Nem passava pela minha cabeça que depois de tanto tempo eu ainda teria tanta coisa pra te dizer.
Não sei. É que a gente cresce ouvindo que o tempo cura tudo, que não há espaço na memória para todas as lembranças e quando nos lembramos de cada mero detalhe da história, levamos um choque de realidade.
Foi o que aconteceu comigo. Não, deixe-me concluir. Foi difícil chegar até aqui e por pouco não estou me asfixiando com todas essas palavras que querem sair de mim, todas ao mesmo tempo.
Quando eu vi que o tempo passou (a meu ver, suficientemente) e que você ainda penetrava as entranhas do meu coração, foi excruciante. Com licença, vou me sentar. É bom que você se sente também. Foi necessário me adaptar a essa sensação de ser cativa a ti.
Você me conhece, sabe que meu prazer e minha ruína estão em ser impulsiva. Nós sabemos que assim que eu me levantar e sair pela tua porta, vou me arrepender de cada palavra que eu estou dizendo. Que vou procurar os passos certos para me afundar em casa até você me ligar e dizer: “pensou bem em tudo que você me falou?” – como se você não soubesse que sim, que pensei, e que continuarei pensando pelos próximos tempos até que você inverta – ou não – a situação.

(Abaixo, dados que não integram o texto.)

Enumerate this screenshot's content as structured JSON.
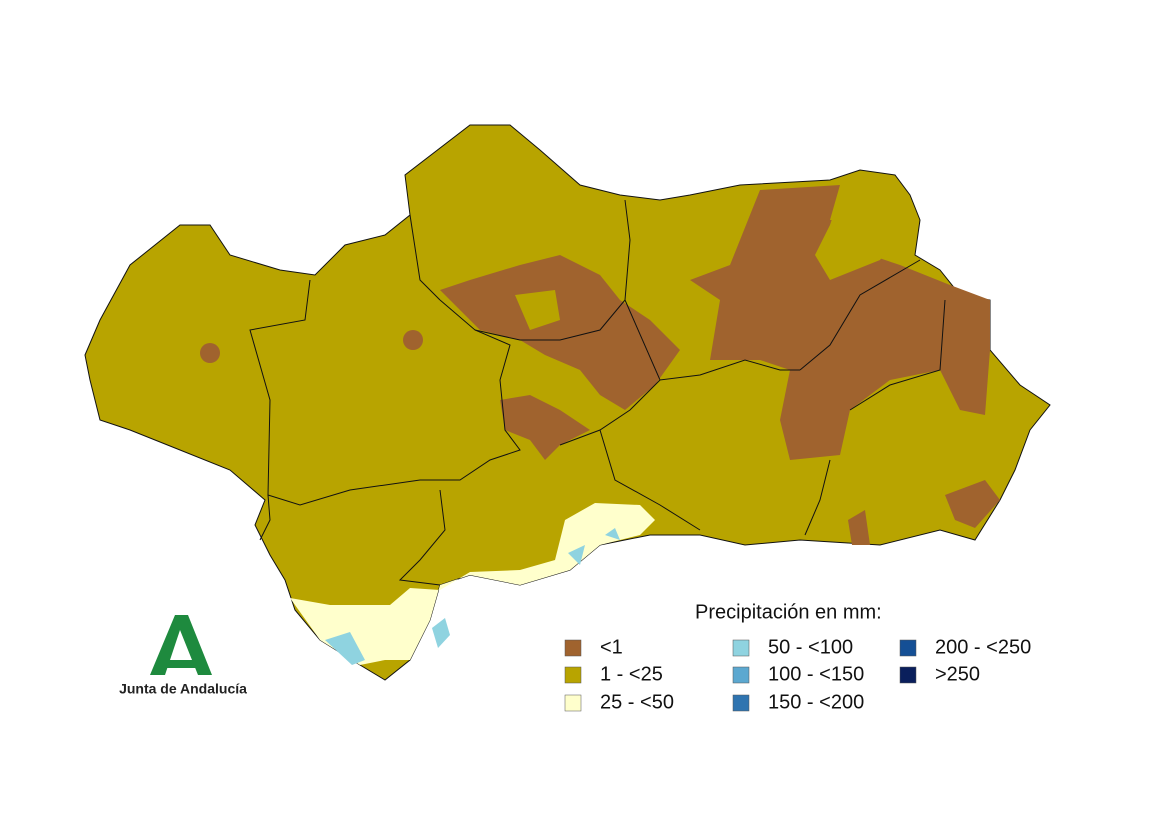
{
  "legend": {
    "title": "Precipitación en mm:",
    "items": [
      {
        "label": "<1",
        "color": "#a0632e"
      },
      {
        "label": "1 - <25",
        "color": "#b8a400"
      },
      {
        "label": "25 - <50",
        "color": "#ffffcc"
      },
      {
        "label": "50 - <100",
        "color": "#8fd3e0"
      },
      {
        "label": "100 - <150",
        "color": "#5ca8d0"
      },
      {
        "label": "150 - <200",
        "color": "#2f74b0"
      },
      {
        "label": "200 - <250",
        "color": "#144f95"
      },
      {
        "label": ">250",
        "color": "#0a1f5c"
      }
    ]
  },
  "logo": {
    "text": "Junta de Andalucía"
  }
}
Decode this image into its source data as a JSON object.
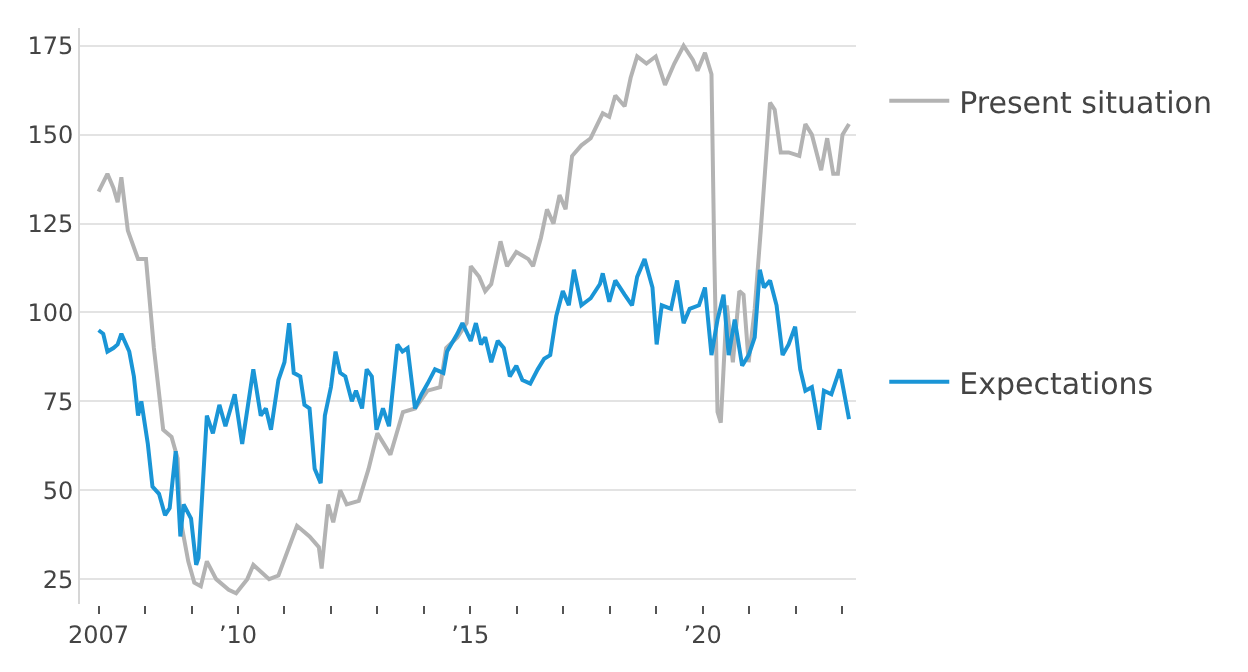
{
  "chart_data": {
    "type": "line",
    "xlim": [
      2006.6,
      2023.3
    ],
    "ylim": [
      18,
      180
    ],
    "xticks": [
      {
        "value": 2007,
        "label": "2007"
      },
      {
        "value": 2008,
        "label": null
      },
      {
        "value": 2009,
        "label": null
      },
      {
        "value": 2010,
        "label": "’10"
      },
      {
        "value": 2011,
        "label": null
      },
      {
        "value": 2012,
        "label": null
      },
      {
        "value": 2013,
        "label": null
      },
      {
        "value": 2014,
        "label": null
      },
      {
        "value": 2015,
        "label": "’15"
      },
      {
        "value": 2016,
        "label": null
      },
      {
        "value": 2017,
        "label": null
      },
      {
        "value": 2018,
        "label": null
      },
      {
        "value": 2019,
        "label": null
      },
      {
        "value": 2020,
        "label": "’20"
      },
      {
        "value": 2021,
        "label": null
      },
      {
        "value": 2022,
        "label": null
      },
      {
        "value": 2023,
        "label": null
      }
    ],
    "yticks": [
      25,
      50,
      75,
      100,
      125,
      150,
      175
    ],
    "grid": "y",
    "legend": "right",
    "marker": "none",
    "line_style": "solid",
    "series": [
      {
        "name": "Present situation",
        "color": "#b3b3b3",
        "x": [
          2007.0,
          2007.19,
          2007.32,
          2007.41,
          2007.49,
          2007.63,
          2007.85,
          2008.02,
          2008.19,
          2008.39,
          2008.57,
          2008.7,
          2008.76,
          2008.93,
          2009.06,
          2009.2,
          2009.33,
          2009.53,
          2009.8,
          2009.96,
          2010.2,
          2010.33,
          2010.67,
          2010.87,
          2011.27,
          2011.54,
          2011.74,
          2011.8,
          2011.94,
          2012.05,
          2012.2,
          2012.34,
          2012.6,
          2012.81,
          2013.0,
          2013.28,
          2013.55,
          2013.81,
          2014.08,
          2014.35,
          2014.48,
          2014.72,
          2014.92,
          2015.01,
          2015.19,
          2015.32,
          2015.45,
          2015.65,
          2015.79,
          2015.99,
          2016.25,
          2016.35,
          2016.52,
          2016.65,
          2016.79,
          2016.92,
          2017.05,
          2017.19,
          2017.39,
          2017.59,
          2017.85,
          2017.99,
          2018.12,
          2018.32,
          2018.45,
          2018.59,
          2018.79,
          2018.99,
          2019.19,
          2019.39,
          2019.59,
          2019.79,
          2019.89,
          2020.05,
          2020.19,
          2020.25,
          2020.32,
          2020.39,
          2020.52,
          2020.65,
          2020.79,
          2020.88,
          2020.99,
          2021.12,
          2021.25,
          2021.45,
          2021.55,
          2021.68,
          2021.85,
          2022.08,
          2022.21,
          2022.35,
          2022.55,
          2022.68,
          2022.81,
          2022.91,
          2023.01,
          2023.15
        ],
        "values": [
          134,
          139,
          135,
          131,
          138,
          123,
          115,
          115,
          90,
          67,
          65,
          59,
          42,
          30,
          24,
          23,
          30,
          25,
          22,
          21,
          25,
          29,
          25,
          26,
          40,
          37,
          34,
          28,
          46,
          41,
          50,
          46,
          47,
          56,
          66,
          60,
          72,
          73,
          78,
          79,
          90,
          93,
          97,
          113,
          110,
          106,
          108,
          120,
          113,
          117,
          115,
          113,
          121,
          129,
          125,
          133,
          129,
          144,
          147,
          149,
          156,
          155,
          161,
          158,
          166,
          172,
          170,
          172,
          164,
          170,
          175,
          171,
          168,
          173,
          167,
          116,
          72,
          69,
          102,
          86,
          106,
          105,
          86,
          101,
          123,
          159,
          157,
          145,
          145,
          144,
          153,
          150,
          140,
          149,
          139,
          139,
          150,
          153
        ]
      },
      {
        "name": "Expectations",
        "color": "#1a95d6",
        "x": [
          2007.0,
          2007.1,
          2007.19,
          2007.32,
          2007.41,
          2007.49,
          2007.66,
          2007.76,
          2007.85,
          2007.92,
          2008.06,
          2008.16,
          2008.3,
          2008.43,
          2008.53,
          2008.66,
          2008.76,
          2008.83,
          2008.99,
          2009.1,
          2009.15,
          2009.33,
          2009.46,
          2009.6,
          2009.73,
          2009.93,
          2010.09,
          2010.33,
          2010.49,
          2010.6,
          2010.71,
          2010.87,
          2011.0,
          2011.1,
          2011.2,
          2011.34,
          2011.43,
          2011.54,
          2011.65,
          2011.78,
          2011.87,
          2012.0,
          2012.1,
          2012.2,
          2012.31,
          2012.45,
          2012.54,
          2012.67,
          2012.77,
          2012.88,
          2012.98,
          2013.12,
          2013.25,
          2013.43,
          2013.54,
          2013.65,
          2013.81,
          2013.95,
          2014.08,
          2014.24,
          2014.42,
          2014.5,
          2014.72,
          2014.83,
          2015.01,
          2015.12,
          2015.23,
          2015.32,
          2015.45,
          2015.59,
          2015.72,
          2015.85,
          2015.99,
          2016.12,
          2016.29,
          2016.45,
          2016.59,
          2016.72,
          2016.85,
          2016.99,
          2017.12,
          2017.23,
          2017.39,
          2017.59,
          2017.79,
          2017.85,
          2017.99,
          2018.12,
          2018.32,
          2018.48,
          2018.59,
          2018.75,
          2018.92,
          2019.01,
          2019.12,
          2019.32,
          2019.45,
          2019.59,
          2019.72,
          2019.92,
          2020.05,
          2020.19,
          2020.32,
          2020.45,
          2020.56,
          2020.69,
          2020.85,
          2020.99,
          2021.12,
          2021.23,
          2021.32,
          2021.45,
          2021.59,
          2021.72,
          2021.85,
          2021.99,
          2022.1,
          2022.21,
          2022.35,
          2022.51,
          2022.61,
          2022.77,
          2022.95,
          2023.15
        ],
        "values": [
          95,
          94,
          89,
          90,
          91,
          94,
          89,
          82,
          71,
          75,
          63,
          51,
          49,
          43,
          45,
          61,
          37,
          46,
          42,
          29,
          31,
          71,
          66,
          74,
          68,
          77,
          63,
          84,
          71,
          73,
          67,
          81,
          86,
          97,
          83,
          82,
          74,
          73,
          56,
          52,
          71,
          79,
          89,
          83,
          82,
          75,
          78,
          73,
          84,
          82,
          67,
          73,
          68,
          91,
          89,
          90,
          73,
          77,
          80,
          84,
          83,
          89,
          94,
          97,
          92,
          97,
          91,
          93,
          86,
          92,
          90,
          82,
          85,
          81,
          80,
          84,
          87,
          88,
          99,
          106,
          102,
          112,
          102,
          104,
          108,
          111,
          103,
          109,
          105,
          102,
          110,
          115,
          107,
          91,
          102,
          101,
          109,
          97,
          101,
          102,
          107,
          88,
          98,
          105,
          88,
          98,
          85,
          88,
          93,
          112,
          107,
          109,
          102,
          88,
          91,
          96,
          84,
          78,
          79,
          67,
          78,
          77,
          84,
          70
        ]
      }
    ]
  }
}
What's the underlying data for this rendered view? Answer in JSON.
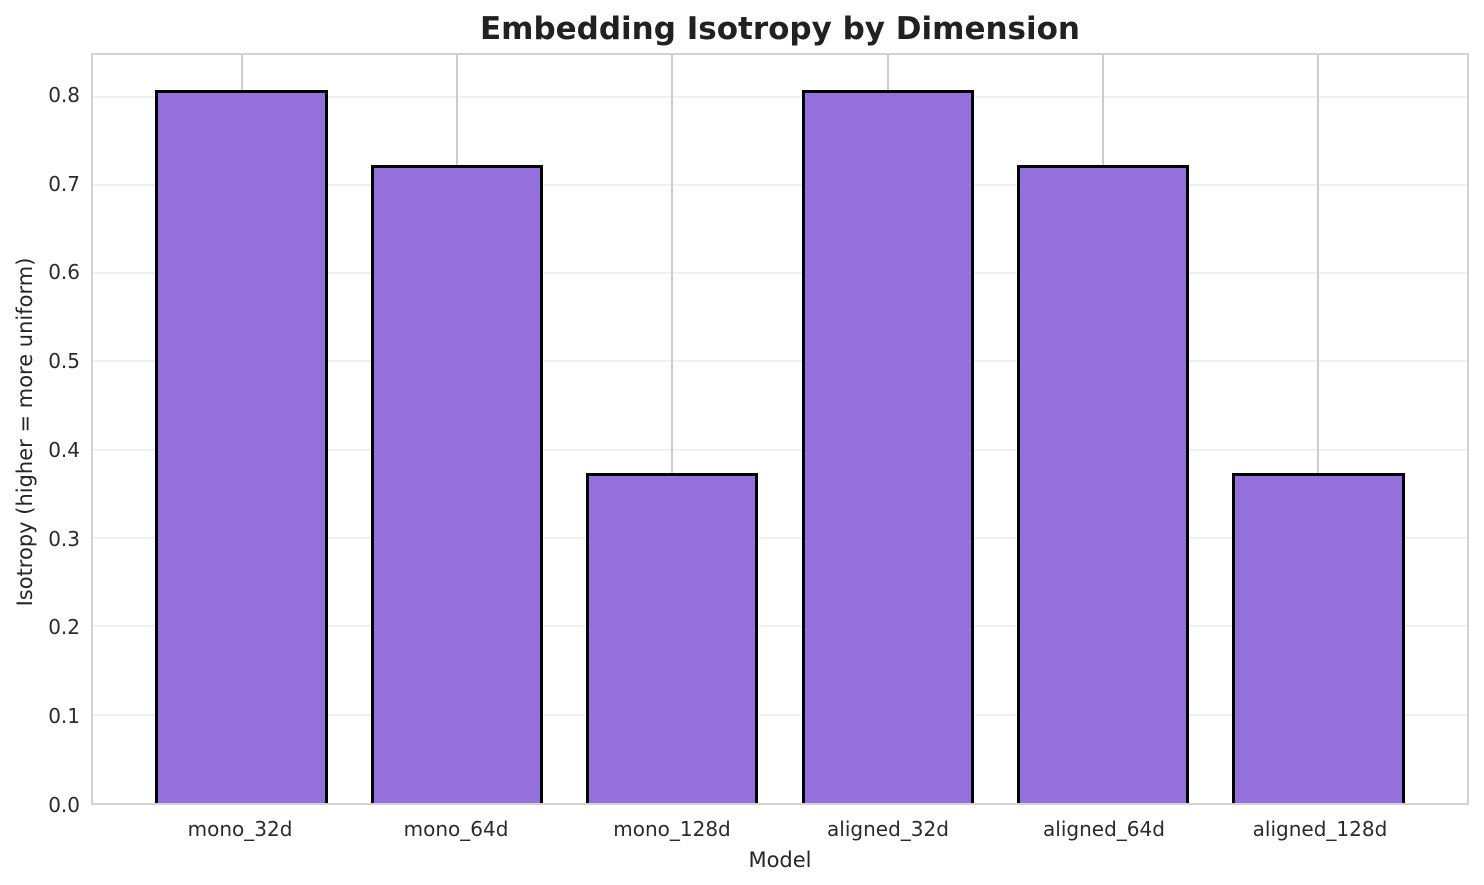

Se for pra ser assim, que seja. Mas preciso te dizer que descobri que não precisei te tocar uma vez sequer para que tivéssemos um relacionamento. Que você, quando se foi, levou meu coração do mesmo modo que levaria se tivéssemos tido um relacionamento real, físico, sem ilusões. Não faça essa cara. Você sabe que tenho razão. E percebi também que gritei meu amor a toa. Que quando fui posta à prova, fraquejei. Não me venha com essa de que não preciso te provar nada, eu é que decido o que tenho ou não tenho que fazer. Vamos parar com a cerimônia e sejamos francos.
Preciso ouvir o que você pensa sobre isso. Isso o que? Isso, nós.
Sinto que te conheço tão bem. Que você é o rei das pequenas atitudes, o que te enobrece, mas vou confessar que fui mesquinha e não percebi tamanha nobreza. Tudo bem. Esqueçamos o antes. Você, ein? Parece que dói falar do que não foi... É eu sei que dói. Sei mesmo. Encaremos os fatos: eu te amei mais que qualquer namorada sua. Não me interrompa, vou concluir. Elas tiveram motivos pra te amar. Você as amava de volta, então era recíproco, gentil e bonito. Eu te amei sem pé nem cabeça. Sem começo nem fim. Te amei. Amei mais teus defeitos, porque era isso que me sobrava. Estudei cada parte do teu corpo, pelo menos aquelas que eu pude alcançar. Percebi teu jeito, tuas caras, manias. Ok, eu sei que é muito pouco perto do que você realmente é, mas eu precisava de lenha pra alimentar o fogo, sabe?
Aí você se foi e me levou junto, porque o que ficou aqui foi resto. Fiz corpo presente. Porque a mais remota possibilidade de você e eu passarmos a existir passou a ser zero, e isso me consumiu por dentro. Achamos um jeito de estarmos juntos, você pelo físico, eu pelo amor... Quem diria. Vergonhoso, falando assim... Você quem quis. Mas cansei. Te abandonei e me trouxe de volta. Não por inteiro, caso contrário não estaria aqui na tua frente me declamando. Chorei, ri, senti, amei você, em você, por você. Mas no fim descobri que foi eu, em mim, por mim. No final das contas, quem cresceu foi eu. Quem me amou mais foi eu. Quem te esqueceu, foi ninguém. Eu pelo menos, não fui. Pronto, cheguei aonde eu queria: te dizer que você ainda tá aqui dentro, ainda dói, ainda me machuca, ainda me alegra, me excita, me apaixona. Que você ainda é você bem lá dentro do meu eu. Calma, você já vai entender.
To querendo dizer que aprendi como as coisas funcionam. Então eis a questão: você quer se fazer crescer dentro de mim ou posso deixá-lo ir? Mas lembre-se, se você quiser ir, não me levará mais consigo. Não serei mais apenas corpo presente. Serei eu por inteiro, e você... Quem sabe seja só uma metade podre longe de mim.